Nurse apologises after patient dies
A registered nurse gave a seriously ill patient the wrong medication, then failed to report the error until two days later, by which time the patient was dead, a Health and Disability Commissioner's (HDC) report says.
Health and Disability Commissioner Anthony Hill referred the registered nurse to the director of proceedings, who has yet to decide whether to take a proceeding.
"There were a number of opportunities to prevent this medication error," Mr Hill said.
"The usual checks that should be undertaken before administering medication would have alerted (the nurse) to her error before the medication was administered."
By the time the nurse reported her error the 69-year-old patient's body had been home, with his family preparing for his funeral.
"Not only did this delay compromise the coronial inquiry, but it caused significant distress to the family when the police arrived to retrieve (the patient's) body for post mortem."
During the investigation, the nurse had advised the commissioner she was not working and did not intend to return to nursing practice.
The registered nurse said four registered nurses and a health care assistant had been working on the ward. She had a case load of six patients, and was in charge of the nursing team, responsible for allocating patients and duties, and overseeing the ward.
A request had been made for another person to "special" the patient involved in the case, but that "special" did not arrive.

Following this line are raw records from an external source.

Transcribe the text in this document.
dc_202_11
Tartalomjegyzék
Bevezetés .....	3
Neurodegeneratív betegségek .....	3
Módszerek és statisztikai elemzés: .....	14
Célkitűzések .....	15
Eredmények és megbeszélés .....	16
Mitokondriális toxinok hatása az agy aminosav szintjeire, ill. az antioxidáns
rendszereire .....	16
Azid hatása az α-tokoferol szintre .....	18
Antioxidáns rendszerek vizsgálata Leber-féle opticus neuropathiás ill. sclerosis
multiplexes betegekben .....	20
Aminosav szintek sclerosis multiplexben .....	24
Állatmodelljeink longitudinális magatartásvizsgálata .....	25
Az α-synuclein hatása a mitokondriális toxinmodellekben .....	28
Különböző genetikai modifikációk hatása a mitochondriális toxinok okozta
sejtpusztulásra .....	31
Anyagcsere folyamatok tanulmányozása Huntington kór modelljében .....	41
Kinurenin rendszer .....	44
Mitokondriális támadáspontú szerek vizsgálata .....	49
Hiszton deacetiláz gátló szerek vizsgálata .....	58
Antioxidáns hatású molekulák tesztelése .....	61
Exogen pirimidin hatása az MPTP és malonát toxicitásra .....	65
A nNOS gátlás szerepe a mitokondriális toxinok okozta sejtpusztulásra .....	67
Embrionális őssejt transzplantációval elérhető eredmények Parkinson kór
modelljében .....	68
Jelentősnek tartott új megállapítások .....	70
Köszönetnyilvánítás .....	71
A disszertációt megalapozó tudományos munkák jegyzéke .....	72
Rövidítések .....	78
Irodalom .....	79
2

The registered nurse had said she "pester(ed) the roster office, but as often happened no one was available, the report said.
"I realise that I was wrong not to report the medication error immediately and while not trying to excuse my behaviour in not doing so I do want to explain that the shift had been very busy and stressful," the nurse told the commissioner.
"This was partly due to (the patient's) need for almost constant supervision, the fact that the "special" had not turned up and the need to wear isolation gear every time you saw him," she said.
"I would like to express my condolences and to apologise to (the patient's) family for anything that I may have to done to contribute to his death. My intention had been only to make his time on our ward as easy as possible for him."
Mr Hill said he did not accept the registered nurse's workload on the shift was excessive, and her workload did not excuse her actions.
The HDC report said the patient was admitted to hospital on a Saturday in late 2010 with severe chest pain. He was diagnosed with a heart attack, severe anaemia, previously undiagnosed thrombocytopenia (low blood platelet count and an increased risk of bleeding) and acute myeloid leukaemia. On the Sunday, the man, who was acutely delirious and refusing care, was transferred to a side room in the cardiac/medical ward for symptom management.
The man’s condition deteriorated. On Monday, the registered nurse did not recognise the significance of the man’s deterioration or seek a medical review.
She obtained the man’s prescribed medication using the hospital’s automated medication dispensing system.
She also inadvertently attached the man’s medication administration sheet to the file of another patient. As a result, she mistakenly believed that medications listed on the other patient’s file had been prescribed for the man.
As those additional medications were not on the man’s profile on the automated dispensing system, the registered nurse overrode the system to obtain them. She decided to withhold one of the drugs, and subsequently administered three of the other patient’s medications, including cardiac drug sotalol, to the man.
Soon after, the registered nurse realised that she had given the man another patient’s medication. She did not report the error to the duty manager, or ask for the man to be assessed by a doctor. She looked up the additional medications in a pharmacy reference book and, finding that they were cardiac drugs, was reassured and decided that the man was not at risk of harm.
Not long after the man had been given those medications, he became short of breath. He died on Monday evening.
Mr Hill found the registered nurse breached the Code of Health and Disability Services Consumers' Rights, while the district health board did not breach the code.
The regional forensic pathologist had said the patient should not have been administered sotalol. Sotalol was a beta blocker and could improve cardiac conduction, but could also slow the heart through its negative action on the heart rate.